MADISON, N.J.—Medical laboratory operator Quest Diagnostics Inc. turned a profit in the first quarter compared with a loss a year ago, when it paid $236 million to settle allegations it overcharged a California health care program. The company also raised its full-year profit forecast.
Quest said Wednesday that net income totaled $159.1 million, or 99 cents per share. In the first quarter of 2011, the company lost $53.9 million, or 33 cents per share. Its revenue rose 6 percent, to $1.94 billion from $1.82 billion.

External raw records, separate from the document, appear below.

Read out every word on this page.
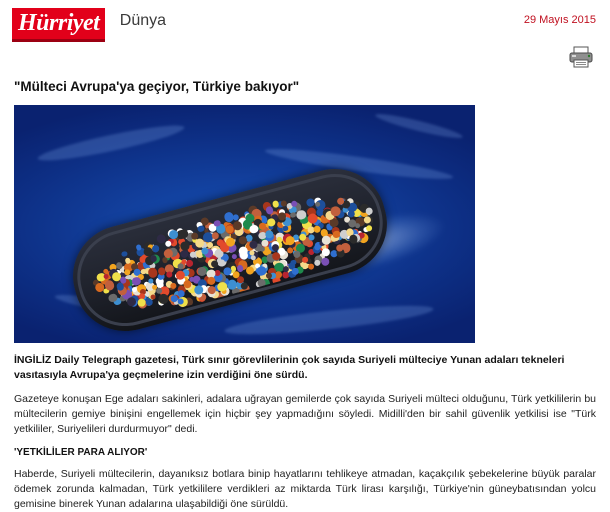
Hürriyet Dünya	29 Mayıs 2015
"Mülteci Avrupa'ya geçiyor, Türkiye bakıyor"

İNGİLİZ Daily Telegraph gazetesi, Türk sınır görevlilerinin çok sayıda Suriyeli mülteciye Yunan adaları tekneleri vasıtasıyla Avrupa'ya geçmelerine izin verdiğini öne sürdü.

Gazeteye konuşan Ege adaları sakinleri, adalara uğrayan gemilerde çok sayıda Suriyeli mülteci olduğunu, Türk yetkililerin bu mültecilerin gemiye binişini engellemek için hiçbir şey yapmadığını söyledi. Midilli'den bir sahil güvenlik yetkilisi ise "Türk yetkililer, Suriyelileri durdurmuyor" dedi.

'YETKİLİLER PARA ALIYOR'

Haberde, Suriyeli mültecilerin, dayanıksız botlara binip hayatlarını tehlikeye atmadan, kaçakçılık şebekelerine büyük paralar ödemek zorunda kalmadan, Türk yetkililere verdikleri az miktarda Türk lirası karşılığı, Türkiye'nin güneybatısından yolcu gemisine binerek Yunan adalarına ulaşabildiği öne sürüldü.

Analysts were forecasting a profit of $1.01 per share and revenue of $1.88 billion, according to FactSet.
Quest said its testing volume grew 3.4 percent in the latest quarter. Clinical testing revenue rose 6.4 percent and revenue per request was up 2.9 percent. The company’s results were aided by mild weather over the first three months of the year. In the first quarter of 2011 Quest said its business was hurt by severe winter weather.
In 2011 Quest paid $236 million to settle allegations it overcharged Medi-Cal, the state’s Medicaid program, over 15 years. The whistleblower lawsuit also said Quest paid kickbacks to doctors, hospitals and clinics that referred Medi-Cal patients and charged Medi-Cal up to six times more than other customers for tests.
Quest at the time acknowledged the settlement but denied allegations of wrongdoing.
In the most recent quarter Quest said it took 5 cents per share in charges from restructuring and the integration of acquisitions like Celera Corp. and Athena Diagnostics. It also took 3 cents per share in charges related to its search for a new CEO. Quest said in October that President, Chairman and CEO Surya Mohapatra would leave the company this year. Earlier this month it said Philips Healthcare CEO Stephen Rusckowski will become its president and CEO on May 1, and director Daniel Stanzione will become nonexecutive chairman of the board.
Mohapatra has been Quest’s president since 1999 and CEO and chairman since 2004.
The company raised its adjusted profit forecast and said it now expects to earn $4.45 to $4.60 per share in 2012. Previously it had called for a profit of $4.40 to $4.55 per share. Quest still expects its revenue to grow 2 to 2.5 percent, which implies a total of $7.66 billion and $7.7 billion.
Analysts are forecasting a profit of $4.56 per share and revenue of $7.68 billion.
Shares of Quest Diagnostics fell $1.28, or 2.1 percent, to $59.01 in morning trading.